Это был самый большой дом среди всех Новых домов. Мама совершала там разные неординарные покупки.
– Мама, зачем же тебе живая рыба? – тихо и потрясенно спрашивал я.
– Ты можешь немного помолчать? – так же тихо и потрясенно отвечала мама.
Она сжимала меня за локоть и глядела умоляюще.
– Я сейчас подойду! Только чек выбью и подойду! Постой в очереди! Ну хоть три минуточки... Ладно?
...Наверное, вы прекрасно знаете, что такое очередь.
Но вы, наверное, а вернее, вы, конечно, не знаете, что такое очередь за мясом.
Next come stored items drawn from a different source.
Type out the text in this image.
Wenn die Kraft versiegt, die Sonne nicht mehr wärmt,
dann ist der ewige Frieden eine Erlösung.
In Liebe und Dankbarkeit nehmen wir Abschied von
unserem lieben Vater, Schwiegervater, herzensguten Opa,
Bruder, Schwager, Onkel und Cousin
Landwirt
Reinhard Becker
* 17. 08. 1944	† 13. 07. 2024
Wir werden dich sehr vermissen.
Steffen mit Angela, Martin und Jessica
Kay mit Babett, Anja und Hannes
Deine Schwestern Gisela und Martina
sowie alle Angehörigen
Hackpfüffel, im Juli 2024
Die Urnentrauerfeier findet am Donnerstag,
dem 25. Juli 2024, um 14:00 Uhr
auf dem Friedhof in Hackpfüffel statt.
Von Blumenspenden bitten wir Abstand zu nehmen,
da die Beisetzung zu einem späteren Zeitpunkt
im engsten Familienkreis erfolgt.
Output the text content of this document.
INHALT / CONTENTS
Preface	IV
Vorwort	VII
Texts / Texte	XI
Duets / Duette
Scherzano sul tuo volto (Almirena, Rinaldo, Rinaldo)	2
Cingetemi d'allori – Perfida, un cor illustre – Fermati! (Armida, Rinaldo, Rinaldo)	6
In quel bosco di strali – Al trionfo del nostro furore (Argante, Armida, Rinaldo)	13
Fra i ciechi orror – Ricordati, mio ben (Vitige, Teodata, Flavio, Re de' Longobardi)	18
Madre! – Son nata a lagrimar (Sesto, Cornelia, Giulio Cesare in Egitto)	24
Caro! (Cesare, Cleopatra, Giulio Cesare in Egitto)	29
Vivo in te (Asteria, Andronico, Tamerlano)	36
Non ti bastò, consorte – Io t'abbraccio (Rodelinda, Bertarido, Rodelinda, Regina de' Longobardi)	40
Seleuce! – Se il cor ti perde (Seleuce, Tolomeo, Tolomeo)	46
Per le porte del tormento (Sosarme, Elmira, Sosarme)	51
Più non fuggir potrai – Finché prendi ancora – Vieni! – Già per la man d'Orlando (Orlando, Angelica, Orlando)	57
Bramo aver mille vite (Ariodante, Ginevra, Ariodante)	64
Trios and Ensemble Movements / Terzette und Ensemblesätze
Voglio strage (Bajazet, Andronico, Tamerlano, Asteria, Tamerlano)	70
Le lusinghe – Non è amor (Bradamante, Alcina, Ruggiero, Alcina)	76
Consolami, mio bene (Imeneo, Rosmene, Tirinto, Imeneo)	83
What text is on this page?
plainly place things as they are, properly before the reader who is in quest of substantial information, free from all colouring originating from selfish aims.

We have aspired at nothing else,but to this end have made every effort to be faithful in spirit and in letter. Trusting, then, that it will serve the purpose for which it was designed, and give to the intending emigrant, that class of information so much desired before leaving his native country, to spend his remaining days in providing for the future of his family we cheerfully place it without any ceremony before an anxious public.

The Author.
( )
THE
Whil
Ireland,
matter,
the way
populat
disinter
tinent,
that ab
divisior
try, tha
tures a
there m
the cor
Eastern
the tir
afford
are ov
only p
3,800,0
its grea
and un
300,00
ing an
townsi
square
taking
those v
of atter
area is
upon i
Покупатель в очереди за мясом не просто стоит и тихо ждет. Он волнуется. Он переживает за всех, кому нужно мясо. А потом сам подходит к прилавку и, например, говорит:
– А без жира нет?
Или он говорит:
– Ну вообще! Одни кости!
А продавец ему на все это отвечает:
– Не нравится – не берите!
И у них возникает горячая дискуссия.
Покупатель наседает:
– Да что вы мне подсовываете!
А продавец отбивается:
– Не нравится – не берите!
И очередь начинает немного гудеть. Одни гудят в защиту покупателя. Другие гудят в защиту продавца.
Так гудят зрители на футболе. Так в унисон актерской паузе сладко вздыхают театралы.
Покупатель в очереди за мясом, конечно, тоже переполнен разными чувствами.
Он, например, говорит продавцу:
– Мне вот нужно для второго! Я вот жаркое хочу приготовить! А вы что даете? Суповой набор?
Но продавец молчит. Смотрит мимо него белыми глазами.
Очередь перестает гудеть. И начинает вопить и колыхаться.
– Не задерживайте людей! – кричат одни.
– Что за безобразие! – кричат другие.
– До обеда всего полчаса осталось! – заводятся третьи.